Today Atlassian announced a new version of its enterprise wiki Confluence . The big new feature is "WorkBox," which adds a task management system to Confluence's activity stream. Ever since Y Combinator co-founder Paul Graham called for startups to "replace e-mail" last March "inboxes" have become trendy in the way activity streams were a couple years ago. But for the most part these are activity streams rebranded.
Inbox by Kevin Rawlings

Today Atlassian announced a new version of its enterprise wiki Confluence. The big new feature is “WorkBox,” which adds a task management system to Confluence’s activity stream.

Ever since Y Combinator co-founder Paul Graham called for startups to replace e-mail last March inboxes have become trendy in the way activity streams were a couple years ago. But for the most part these are activity streams rebranded.

For example, Asana Inbox, which was announced in June, is pretty much just an activity stream. Same for Yammer Inbox, which was announced in last month and consolidates and filters a few different features into a single activity stream.

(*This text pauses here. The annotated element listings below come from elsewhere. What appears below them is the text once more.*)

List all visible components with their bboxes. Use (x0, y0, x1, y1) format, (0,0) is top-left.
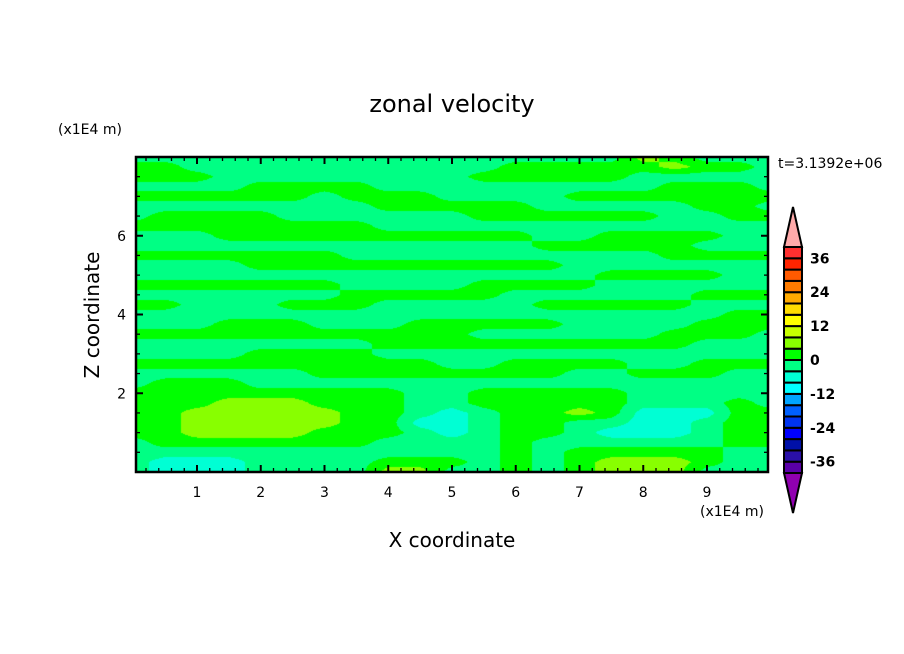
colorbar-label: 12 (810, 319, 829, 335)
colorbar-box (783, 449, 803, 463)
colorbar-label: -24 (810, 421, 836, 437)
x-axis-label: X coordinate (389, 528, 516, 552)
y-unit-label: (x1E4 m) (58, 122, 122, 138)
x-tick-label: 3 (320, 485, 329, 501)
colorbar-label: 0 (810, 353, 820, 369)
colorbar-box (783, 381, 803, 395)
colorbar-box (783, 415, 803, 429)
x-tick-label: 9 (703, 485, 712, 501)
time-label: t=3.1392e+06 (778, 156, 882, 172)
colorbar-box (783, 460, 803, 475)
y-axis-label: Z coordinate (80, 252, 104, 379)
colorbar-label: 36 (810, 251, 829, 267)
y-tick-label: 6 (117, 229, 126, 245)
y-tick-label: 2 (117, 386, 126, 402)
colorbar-label: -12 (810, 387, 835, 403)
colorbar-box (783, 246, 803, 260)
chart-title: zonal velocity (369, 90, 534, 118)
colorbar-box (783, 313, 803, 328)
colorbar-box (783, 268, 803, 282)
colorbar-box (783, 404, 803, 418)
colorbar-box (783, 359, 803, 373)
colorbar-box (783, 291, 803, 305)
x-tick-label: 2 (256, 485, 265, 501)
plot-frame (134, 155, 770, 474)
colorbar-under-triangle (782, 472, 804, 514)
colorbar (782, 206, 804, 514)
colorbar-label: -36 (810, 455, 835, 471)
y-tick-label: 4 (117, 308, 126, 324)
colorbar-box (783, 257, 803, 271)
colorbar-over-triangle (782, 206, 804, 248)
colorbar-label: 24 (810, 285, 830, 301)
x-tick-label: 7 (575, 485, 584, 501)
colorbar-box (783, 347, 803, 362)
colorbar-box (783, 336, 803, 350)
x-unit-label: (x1E4 m) (700, 504, 764, 520)
colorbar-box (783, 426, 803, 441)
colorbar-box (783, 302, 803, 316)
colorbar-box (783, 325, 803, 339)
colorbar-box (783, 370, 803, 384)
colorbar-box (783, 438, 803, 452)
x-tick-label: 8 (639, 485, 648, 501)
x-tick-label: 4 (384, 485, 393, 501)
contour-field (136, 157, 768, 472)
colorbar-box (783, 392, 803, 407)
x-tick-label: 1 (193, 485, 202, 501)
colorbar-box (783, 279, 803, 294)
x-tick-label: 6 (511, 485, 520, 501)
x-tick-label: 5 (448, 485, 457, 501)
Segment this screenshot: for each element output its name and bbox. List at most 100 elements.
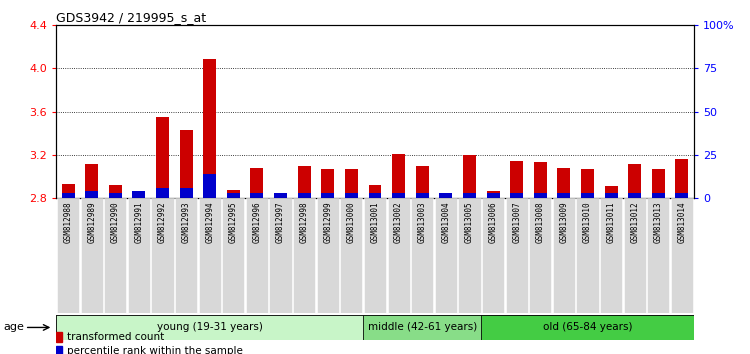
Bar	[321, 169, 334, 198]
Bar	[510, 161, 524, 198]
Text: GSM812996: GSM812996	[253, 202, 262, 243]
Text: GSM813004: GSM813004	[441, 202, 450, 243]
Text: GSM812989: GSM812989	[87, 202, 96, 243]
Bar	[56, 315, 363, 340]
Bar	[392, 154, 405, 198]
Bar	[56, 346, 62, 354]
Text: GSM813002: GSM813002	[394, 202, 403, 243]
Bar	[553, 198, 575, 313]
Bar	[482, 198, 504, 313]
Bar	[179, 188, 193, 198]
Bar	[458, 198, 481, 313]
Bar	[86, 191, 98, 198]
Bar	[463, 193, 476, 198]
Bar	[345, 193, 358, 198]
Bar	[104, 198, 126, 313]
Bar	[152, 198, 173, 313]
Text: percentile rank within the sample: percentile rank within the sample	[68, 346, 243, 354]
Bar	[534, 193, 547, 198]
Text: transformed count: transformed count	[68, 332, 165, 342]
Text: GSM813006: GSM813006	[488, 202, 497, 243]
Text: GSM812988: GSM812988	[64, 202, 73, 243]
Bar	[506, 198, 528, 313]
Text: young (19-31 years): young (19-31 years)	[157, 322, 262, 332]
Text: GSM812991: GSM812991	[134, 202, 143, 243]
Text: GSM813009: GSM813009	[560, 202, 568, 243]
Bar	[269, 198, 292, 313]
Bar	[175, 198, 197, 313]
Text: old (65-84 years): old (65-84 years)	[543, 322, 632, 332]
Bar	[530, 198, 551, 313]
Bar	[435, 198, 457, 313]
Text: GSM812995: GSM812995	[229, 202, 238, 243]
Bar	[128, 198, 150, 313]
Bar	[133, 196, 146, 198]
Text: GSM813013: GSM813013	[654, 202, 663, 243]
Bar	[604, 186, 617, 198]
Text: GSM813007: GSM813007	[512, 202, 521, 243]
Text: GSM813012: GSM813012	[630, 202, 639, 243]
Bar	[363, 315, 482, 340]
Bar	[676, 193, 688, 198]
Bar	[109, 193, 122, 198]
Bar	[56, 332, 62, 342]
Bar	[203, 59, 216, 198]
Bar	[604, 193, 617, 198]
Bar	[581, 193, 594, 198]
Bar	[109, 185, 122, 198]
Text: GSM813008: GSM813008	[536, 202, 544, 243]
Bar	[416, 193, 429, 198]
Bar	[364, 198, 386, 313]
Text: GSM812998: GSM812998	[300, 202, 309, 243]
Bar	[62, 184, 74, 198]
Bar	[274, 193, 287, 198]
Bar	[293, 198, 315, 313]
Bar	[392, 193, 405, 198]
Bar	[440, 193, 452, 198]
Bar	[463, 155, 476, 198]
Text: GSM813011: GSM813011	[607, 202, 616, 243]
Bar	[416, 166, 429, 198]
Bar	[133, 191, 146, 198]
Text: GSM813005: GSM813005	[465, 202, 474, 243]
Text: GSM812999: GSM812999	[323, 202, 332, 243]
Bar	[487, 193, 500, 198]
Bar	[676, 159, 688, 198]
Text: GSM812992: GSM812992	[158, 202, 167, 243]
Text: GDS3942 / 219995_s_at: GDS3942 / 219995_s_at	[56, 11, 206, 24]
Text: middle (42-61 years): middle (42-61 years)	[368, 322, 477, 332]
Bar	[600, 198, 622, 313]
Bar	[156, 117, 169, 198]
Bar	[557, 193, 571, 198]
Bar	[388, 198, 410, 313]
Bar	[652, 169, 664, 198]
Bar	[368, 185, 382, 198]
Bar	[628, 193, 641, 198]
Text: GSM813014: GSM813014	[677, 202, 686, 243]
Bar	[440, 196, 452, 198]
Bar	[411, 198, 434, 313]
Bar	[557, 168, 571, 198]
Text: age: age	[4, 322, 25, 332]
Bar	[62, 193, 74, 198]
Text: GSM812993: GSM812993	[182, 202, 190, 243]
Bar	[482, 315, 694, 340]
Text: GSM812997: GSM812997	[276, 202, 285, 243]
Bar	[203, 174, 216, 198]
Bar	[222, 198, 245, 313]
Bar	[274, 195, 287, 198]
Bar	[226, 190, 240, 198]
Text: GSM813010: GSM813010	[583, 202, 592, 243]
Bar	[199, 198, 220, 313]
Bar	[179, 130, 193, 198]
Text: GSM812990: GSM812990	[111, 202, 120, 243]
Bar	[316, 198, 339, 313]
Bar	[534, 162, 547, 198]
Bar	[368, 193, 382, 198]
Text: GSM813001: GSM813001	[370, 202, 380, 243]
Bar	[298, 193, 310, 198]
Text: GSM813000: GSM813000	[347, 202, 356, 243]
Bar	[340, 198, 362, 313]
Bar	[251, 168, 263, 198]
Text: GSM812994: GSM812994	[206, 202, 214, 243]
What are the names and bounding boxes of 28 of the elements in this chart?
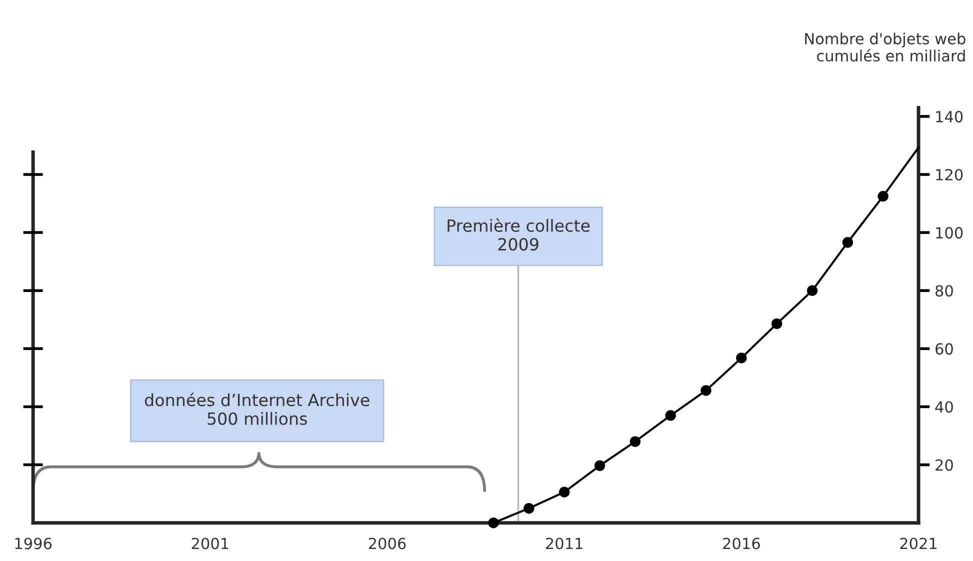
ref-line-label: Première collecte 2009 (448, 218, 590, 251)
point (488, 518, 499, 528)
y-tick-label: 80 (936, 285, 953, 297)
y-tick-label: 140 (936, 110, 963, 122)
point (878, 190, 888, 202)
point (630, 436, 641, 447)
point (700, 385, 712, 396)
y-tick-label: 20 (936, 459, 953, 471)
y-tick-label: 60 (936, 343, 953, 355)
point (736, 352, 747, 364)
point (771, 318, 782, 330)
point (665, 410, 676, 421)
point (806, 285, 818, 296)
y-tick-label: 40 (935, 401, 953, 413)
point (524, 502, 534, 514)
y-tick-label: 100 (936, 227, 963, 239)
x-tick-label: 2001 (192, 538, 228, 550)
x-tick-label: 2011 (546, 538, 582, 550)
x-tick-label: 2021 (900, 538, 937, 550)
y-axis-title: Nombre d'objets web cumulés en milliard (805, 32, 966, 62)
x-tick-label: 2016 (723, 538, 760, 550)
point (594, 460, 606, 472)
annotation: données d’Internet Archive 500 millions (144, 392, 370, 425)
y-tick-label: 120 (936, 168, 963, 181)
x-tick-label: 1996 (15, 538, 52, 550)
x-tick-label: 2006 (368, 538, 406, 550)
point (558, 486, 570, 498)
point (842, 237, 854, 248)
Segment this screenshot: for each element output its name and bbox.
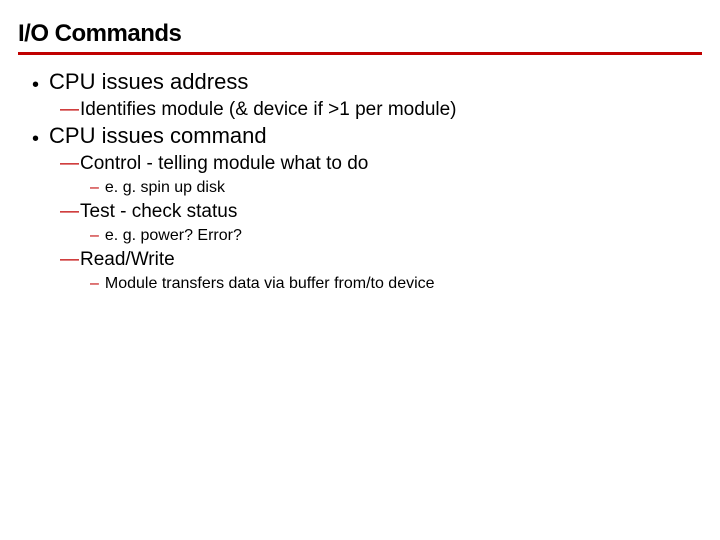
- bullet-text: Read/Write: [80, 249, 175, 271]
- bullet-level1: • CPU issues command: [32, 123, 702, 149]
- em-dash-icon: —: [60, 99, 79, 121]
- dash-icon: –: [90, 227, 99, 245]
- bullet-level2: — Control - telling module what to do: [60, 153, 702, 175]
- bullet-text: CPU issues address: [49, 69, 248, 95]
- bullet-dot-icon: •: [32, 75, 39, 95]
- bullet-text: Control - telling module what to do: [80, 153, 368, 175]
- title-underline: [18, 52, 702, 55]
- em-dash-icon: —: [60, 249, 79, 271]
- slide-title: I/O Commands: [18, 20, 702, 48]
- bullet-dot-icon: •: [32, 129, 39, 149]
- em-dash-icon: —: [60, 153, 79, 175]
- em-dash-icon: —: [60, 201, 79, 223]
- bullet-level3: – Module transfers data via buffer from/…: [90, 275, 702, 293]
- bullet-text: Identifies module (& device if >1 per mo…: [80, 99, 457, 121]
- bullet-level3: – e. g. power? Error?: [90, 227, 702, 245]
- bullet-level2: — Read/Write: [60, 249, 702, 271]
- dash-icon: –: [90, 179, 99, 197]
- bullet-level2: — Identifies module (& device if >1 per …: [60, 99, 702, 121]
- bullet-text: CPU issues command: [49, 123, 267, 149]
- bullet-text: e. g. power? Error?: [105, 227, 242, 245]
- bullet-text: Module transfers data via buffer from/to…: [105, 275, 435, 293]
- bullet-level1: • CPU issues address: [32, 69, 702, 95]
- bullet-level2: — Test - check status: [60, 201, 702, 223]
- dash-icon: –: [90, 275, 99, 293]
- bullet-level3: – e. g. spin up disk: [90, 179, 702, 197]
- bullet-text: e. g. spin up disk: [105, 179, 225, 197]
- bullet-text: Test - check status: [80, 201, 237, 223]
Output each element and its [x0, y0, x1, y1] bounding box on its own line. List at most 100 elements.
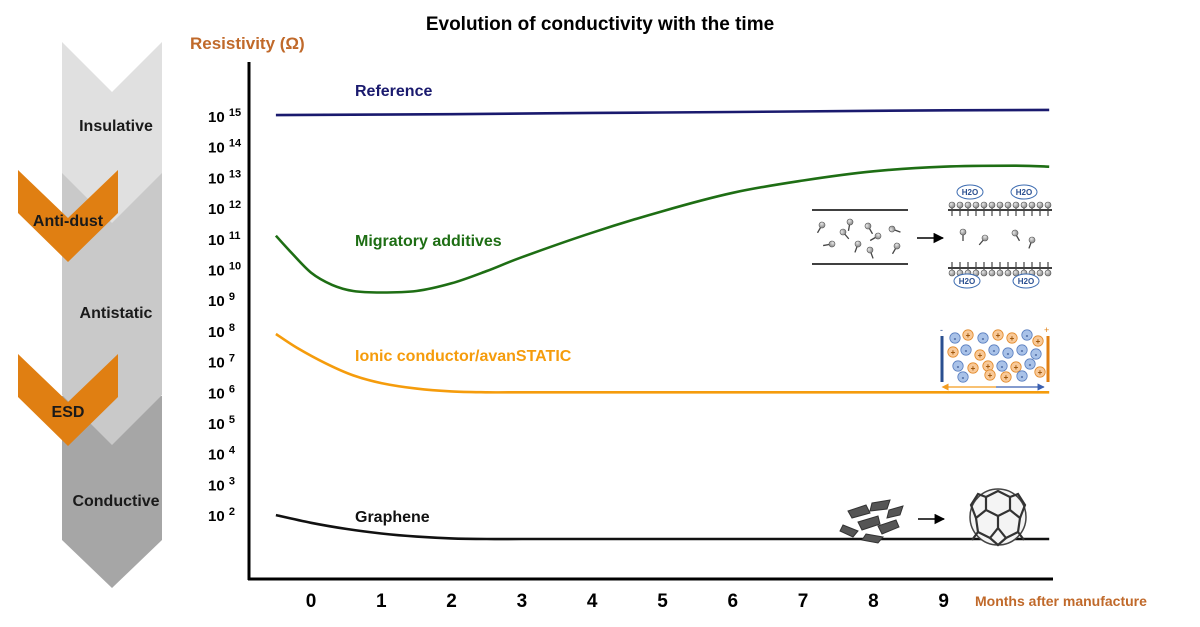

Each of these apps — Confluence, Asana, Yammer and all their competitors — promise to reduce the amount of e-mail people have to send and receive. That’s a nice idea, but they end up creating a lot of these micro-interactions and then you have activity stream overload instead of inbox overload. To make matters worse what you’ve got now is two or more different overloaded inboxes, one for e-mail, and one more for activity streams.

How many of you have basically given up watching all these activity streams and just ended up doing something like turning on an e-mail alert for certain important events?

Confluence’s mashup of activity streams and task management is a noble experiment, but I expect it will only work out well for companies where most employees already spend a lot of time in Confluence. Confluence product marketing lead Matt Hodges says the plan is for Confluence to become the central hub for all employees of its customers. That’s all well and good, but that’s basically what every one of these newish enterprise collaboration companies is trying to do.

The trouble is that many e-mail clients already have a pretty good task management integration, particularly Microsoft Outlook. E-mail is already the communications hub for many, and I suspect, most knowledge workers. The chronological list of e-mails with a column on the right with tasks and a weekly agenda is a pretty tough bit of UI to beat. Companies like Harmon.ie recognize this and try to bring collaboration features back into e-mail instead of reinventing the groupware wheel that started with Lotus Notes way back in 1989. Qontext is trying to make it possible to embed an activity stream into any application, and Yammer is starting down this route as well (at the very least I expect it to integrate with Office now that it’s been acquired by Microsoft).

It still makes a lot more sense to embed activity streams into e-mail clients or other applications than to try to force all employees to juggle yet another app. If you’re killing e-mail, how many people do you know who carry around a phone AND a two-way pager? And how many just carry a phone but send more text messages than they make voice calls? If you want to kill e-mail, do it from within.